The TANGO project embeds ethical considerations and robust design principles directly into its methodology, ensuring its systems are trustworthy and human-centric. The framework is explicitly assessed against the four core principles for ethical AI: respect for human autonomy, prevention of harm, fairness and explicability. A central design goal is to enhance, not undermine, human decision-making capabilities, allowing users to make informed decisions without being subjected to undue nudging.

Compliance with legal and regulatory standards is a cornerstone of the project. The methodology ensures adherence to existing EU regulations such as the General Data Protection Regulation (GDPR) and the e-Privacy Directive, and it is designed to be future-proof by considering forthcoming legislation like the AI Act, the Data Act and the Data Governance Act. The "Privacy by Design" principle is applied throughout, with data protection impact assessments performed where necessary to safeguard personal and sensitive data.

Beyond legal compliance, TANGO adopts a "data justice" approach, which prioritizes equity, recognition of plural interests, and the creation of public goods. This is coupled with the "do no significant harm" principle, ensuring the project's activities do not negatively impact environmental objectives. A major focus is the mitigation of algorithmic bias.

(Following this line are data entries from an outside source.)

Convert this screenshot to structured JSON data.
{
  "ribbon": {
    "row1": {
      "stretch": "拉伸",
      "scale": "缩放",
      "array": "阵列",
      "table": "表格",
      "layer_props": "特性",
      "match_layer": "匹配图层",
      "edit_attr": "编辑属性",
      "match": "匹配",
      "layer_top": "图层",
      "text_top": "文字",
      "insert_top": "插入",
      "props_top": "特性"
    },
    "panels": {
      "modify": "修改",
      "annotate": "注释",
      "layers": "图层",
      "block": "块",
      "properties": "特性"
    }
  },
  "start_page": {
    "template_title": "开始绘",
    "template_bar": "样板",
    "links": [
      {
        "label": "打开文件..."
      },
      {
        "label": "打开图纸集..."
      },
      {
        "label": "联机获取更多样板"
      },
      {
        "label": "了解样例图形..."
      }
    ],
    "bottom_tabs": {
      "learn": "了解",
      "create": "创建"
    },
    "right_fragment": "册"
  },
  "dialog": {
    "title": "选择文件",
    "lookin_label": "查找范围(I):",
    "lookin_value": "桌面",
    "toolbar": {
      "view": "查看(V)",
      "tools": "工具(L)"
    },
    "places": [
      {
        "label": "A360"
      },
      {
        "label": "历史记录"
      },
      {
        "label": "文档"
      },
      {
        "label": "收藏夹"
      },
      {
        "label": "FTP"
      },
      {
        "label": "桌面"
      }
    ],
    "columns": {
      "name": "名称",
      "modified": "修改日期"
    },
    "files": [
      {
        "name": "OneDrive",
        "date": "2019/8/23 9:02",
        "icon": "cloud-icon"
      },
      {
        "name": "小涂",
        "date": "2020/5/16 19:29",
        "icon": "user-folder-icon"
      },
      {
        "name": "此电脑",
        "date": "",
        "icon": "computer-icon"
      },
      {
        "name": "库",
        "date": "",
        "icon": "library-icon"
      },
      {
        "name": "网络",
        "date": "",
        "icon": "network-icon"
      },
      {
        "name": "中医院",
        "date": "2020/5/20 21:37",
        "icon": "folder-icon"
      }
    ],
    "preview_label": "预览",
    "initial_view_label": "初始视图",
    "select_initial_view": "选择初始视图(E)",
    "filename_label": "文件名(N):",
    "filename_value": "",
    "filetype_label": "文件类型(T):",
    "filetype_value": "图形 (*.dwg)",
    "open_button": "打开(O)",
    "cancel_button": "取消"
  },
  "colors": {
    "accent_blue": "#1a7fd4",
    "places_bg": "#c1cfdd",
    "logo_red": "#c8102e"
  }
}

The project actively develops methods to audit models for unfair treatment of subgroups based on attributes like gender or race and to counteract historical injustices that may be present in training data.

The design emphasizes rich, human-computer interaction (HCI) strategies. This includes mixed-initiative interaction, a flexible dialogue where human and AI agents can each contribute what they do best, and argumentative decision-making, which encourages partners to formalize their reasoning to reach a shared, well-supported conclusion. Furthermore, the system supports anticipatory decision-making, particularly for algorithmic recourse, where it interactively provides users with interpretable and actionable steps to overturn an unfavorable automated decision. This interdisciplinary fusion of cognitive science, law and computer science aims to establish a new governance paradigm for AI-assisted decision-making.